Sword of Demos hangs over Harry

11th September 1998 at 01:00
IT'S BEEN a week of rockets and royals.

First, some bad news for Prince Harry, said to be enjoying life as an "f-tit" - that is, a new boy - at Eton. Tony Blair's favourite think tank Demos have suggested radical ways to modernise the monarchy including stripping the Queen of constitutional powers, slashing the civil list, and getting the Royals to do more to promote philanthropy in Britain - with a special emphasis on education. Demos suggests a Queen's award for the most successful and improving school. It also thinks the royal children might like to try life at a state comprehensive.

The Queen should be discouraged from dropping the grandchildren at the school gates in the royal Roller, though. The school run is said by the Institute of Child Health to be damaging the health of the country's children - putting them at risk of obesity and heart disease.

Better still, parents should sell their cars and use the money to keep their children in designer-style uniforms. It seems designers have realised the potential of school uniform chic. Children will happily wear grey sweaters, sensible skirts, crisp white shirts and flat loafers this season - but only so long as they have Kookai, French Connection and Calvin Klein labels on them.

No such money worries face New Labour peer and mate of the Prime Minister, Lord Falconer. But his decision to keep his four children at private schools is said to have cost the Labour party Pounds 1 million. Despite his rapid rise through the Labour party ranks, Falconer's insistence on educating his children privately has so angered the electricians' union, the AEEU, that it has started a campaign to get more working-class MPs into parliament, using money previously earmarked for Labour coffers.

Perhaps the union could try a spot of blackmail. One 14-year-old was so angered at a 15-day suspension that he posted his headteacher a letter threatening to blow the school "sky high" unless she dropped Pounds 6,000 under a children's climbing frame in Daisy Farm park, Birmingham.

Fortunately for him, jurors at Worcesterhire Crown Court accepted his plea that it was only a prank. He never thought his teachers would take seriously and they cleared him of blackmail charges. But he didn't get away scot-free. The 15-day exclusion has now become permanent.

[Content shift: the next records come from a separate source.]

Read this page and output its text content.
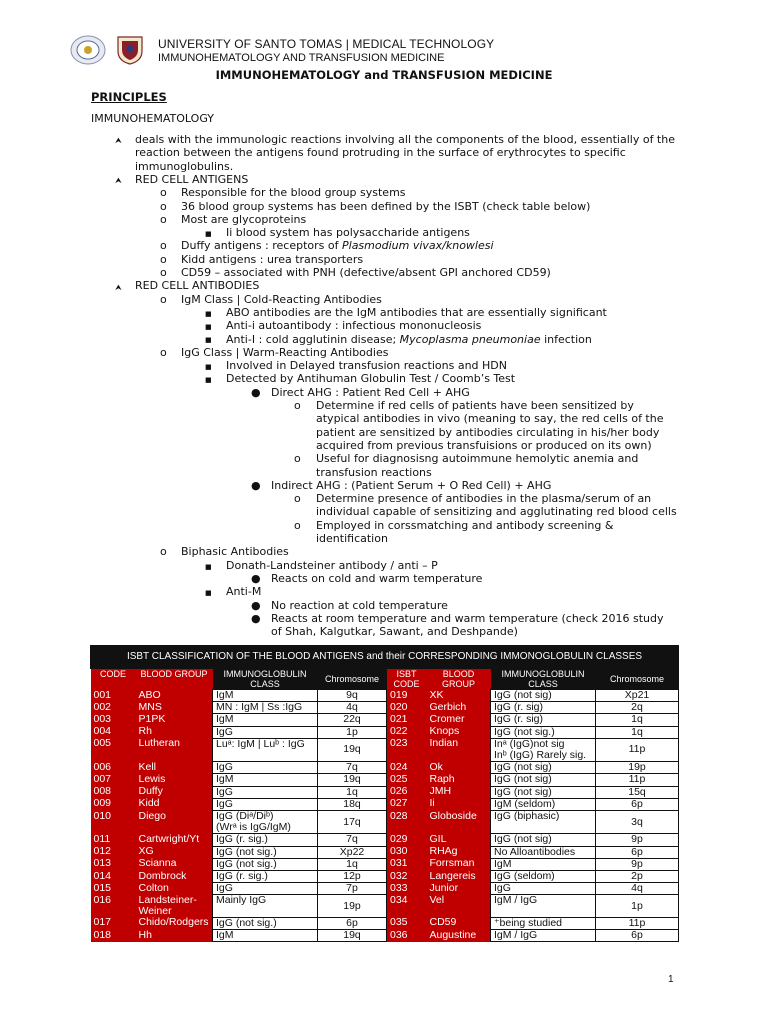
UNIVERSITY OF SANTO TOMAS | MEDICAL TECHNOLOGY
IMMUNOHEMATOLOGY AND TRANSFUSION MEDICINE
IMMUNOHEMATOLOGY and TRANSFUSION MEDICINE
PRINCIPLES
IMMUNOHEMATOLOGY
⮝ deals with the immunologic reactions involving all the components of the blood, essentially of the
reaction between the antigens found protruding in the surface of erythrocytes to specific
immunoglobulins.
⮝ RED CELL ANTIGENS
o Responsible for the blood group systems
o 36 blood group systems has been defined by the ISBT (check table below)
o Most are glycoproteins
■ Ii blood system has polysaccharide antigens
o Duffy antigens : receptors of Plasmodium vivax/knowlesi
o Kidd antigens : urea transporters
o CD59 – associated with PNH (defective/absent GPI anchored CD59)
⮝ RED CELL ANTIBODIES
o IgM Class | Cold-Reacting Antibodies
■ ABO antibodies are the IgM antibodies that are essentially significant
■ Anti-i autoantibody : infectious mononucleosis
■ Anti-I : cold agglutinin disease; Mycoplasma pneumoniae infection
o IgG Class | Warm-Reacting Antibodies
■ Involved in Delayed transfusion reactions and HDN
■ Detected by Antihuman Globulin Test / Coomb’s Test
● Direct AHG : Patient Red Cell + AHG
o Determine if red cells of patients have been sensitized by
atypical antibodies in vivo (meaning to say, the red cells of the
patient are sensitized by antibodies circulating in his/her body
acquired from previous transfuisions or produced on its own)
o Useful for diagnosisng autoimmune hemolytic anemia and
transfusion reactions
● Indirect AHG : (Patient Serum + O Red Cell) + AHG
o Determine presence of antibodies in the plasma/serum of an
individual capable of sensitizing and agglutinating red blood cells
o Employed in corssmatching and antibody screening &
identification
o Biphasic Antibodies
■ Donath-Landsteiner antibody / anti – P
● Reacts on cold and warm temperature
■ Anti-M
● No reaction at cold temperature
● Reacts at room temperature and warm temperature (check 2016 study
of Shah, Kalgutkar, Sawant, and Deshpande)
ISBT CLASSIFICATION OF THE BLOOD ANTIGENS and their CORRESPONDING IMMONOGLOBULIN CLASSES							
CODE	BLOOD GROUP	IMMUNOGLOBULIN CLASS	Chromosome	ISBT CODE	BLOOD GROUP	IMMUNOGLOBULIN CLASS	Chromosome
001	ABO	IgM	9q	019	XK	IgG (not sig)	Xp21
002	MNS	MN : IgM | Ss :IgG	4q	020	Gerbich	IgG (r. sig)	2q
003	P1PK	IgM	22q	021	Cromer	IgG (r. sig)	1q
004	Rh	IgG	1p	022	Knops	IgG (not sig.)	1q
005	Lutheran	Luᵃ: IgM | Luᵇ : IgG	19q	023	Indian	Inᵃ (IgG)not sig
Inᵇ (IgG) Rarely sig.	11p
006	Kell	IgG	7q	024	Ok	IgG (not sig)	19p
007	Lewis	IgM	19q	025	Raph	IgG (not sig)	11p
008	Duffy	IgG	1q	026	JMH	IgG (not sig)	15q
009	Kidd	IgG	18q	027	Ii	IgM (seldom)	6p
010	Diego	IgG (Diᵃ/Diᵇ)
(Wrᵃ is IgG/IgM)	17q	028	Globoside	IgG (biphasic)	3q
011	Cartwright/Yt	IgG (r. sig.)	7q	029	GIL	IgG (not sig)	9p
012	XG	IgG (not sig.)	Xp22	030	RHAg	No Alloantibodies	6p
013	Scianna	IgG (not sig.)	1q	031	Forrsman	IgM	9p
014	Dombrock	IgG (r. sig.)	12p	032	Langereis	IgG (seldom)	2p
015	Colton	IgG	7p	033	Junior	IgG	4q
016	Landsteiner-Weiner	Mainly IgG	19p	034	Vel	IgM / IgG	1p
017	Chido/Rodgers	IgG (not sig.)	6p	035	CD59	⁺being studied	11p
018	Hh	IgM	19q	036	Augustine	IgM / IgG	6p
1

Equally enterprising, but legal, is another 14-year-old's attempt to become the world's leading rocket designer. Daniel Jubb, blasted his prototype rocket Falcon VII mark 3 into space this week leaving a a vapour trail that could be seen for 20 miles.

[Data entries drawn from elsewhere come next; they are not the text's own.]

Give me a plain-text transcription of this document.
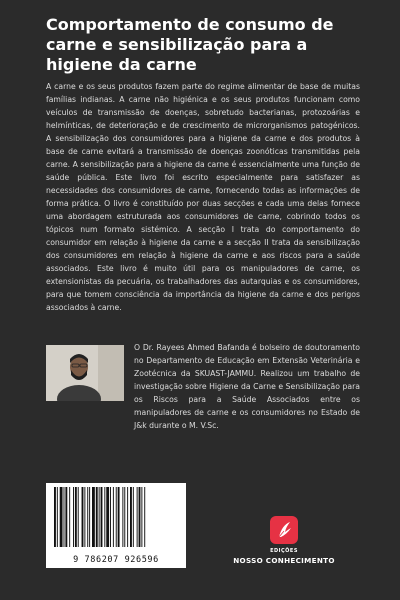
Comportamento de consumo de carne e sensibilização para a higiene da carne
A carne e os seus produtos fazem parte do regime alimentar de base de muitas famílias indianas. A carne não higiénica e os seus produtos funcionam como veículos de transmissão de doenças, sobretudo bacterianas, protozoárias e helmínticas, de deterioração e de crescimento de microrganismos patogénicos. A sensibilização dos consumidores para a higiene da carne e dos produtos à base de carne evitará a transmissão de doenças zoonóticas transmitidas pela carne. A sensibilização para a higiene da carne é essencialmente uma função de saúde pública. Este livro foi escrito especialmente para satisfazer as necessidades dos consumidores de carne, fornecendo todas as informações de forma prática. O livro é constituído por duas secções e cada uma delas fornece uma abordagem estruturada aos consumidores de carne, cobrindo todos os tópicos num formato sistémico. A secção I trata do comportamento do consumidor em relação à higiene da carne e a secção II trata da sensibilização dos consumidores em relação à higiene da carne e aos riscos para a saúde associados. Este livro é muito útil para os manipuladores de carne, os extensionistas da pecuária, os trabalhadores das autarquias e os consumidores, para que tomem consciência da importância da higiene da carne e dos perigos associados à carne.
O Dr. Rayees Ahmed Bafanda é bolseiro de doutoramento no Departamento de Educação em Extensão Veterinária e Zootécnica da SKUAST-JAMMU. Realizou um trabalho de investigação sobre Higiene da Carne e Sensibilização para os Riscos para a Saúde Associados entre os manipuladores de carne e os consumidores no Estado de J&k durante o M. V.Sc.
9 786207 926596
EDIÇÕES
NOSSO CONHECIMENTO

The teenager, who as a child enjoyed propelling pressurised drinking straws a few feet in the air, has left Fred Longworth high school in Manchester in order to concentrate on his space career. His parents, who are to teach him at home, have converted their garage into a rocket workshop.

Some academics would have us believe all teenagers are would-be space cadets. A new report by one Professor Howard Parker reveals 70 per cent of young people have tried illegal drugs, with cannabis being the most popular. "They are getting them in college, in school, in bars and in clubs," spluttered a shocked Professor Parker. "These kids could be anybody's children, they're not a bunch of impoverished renegades."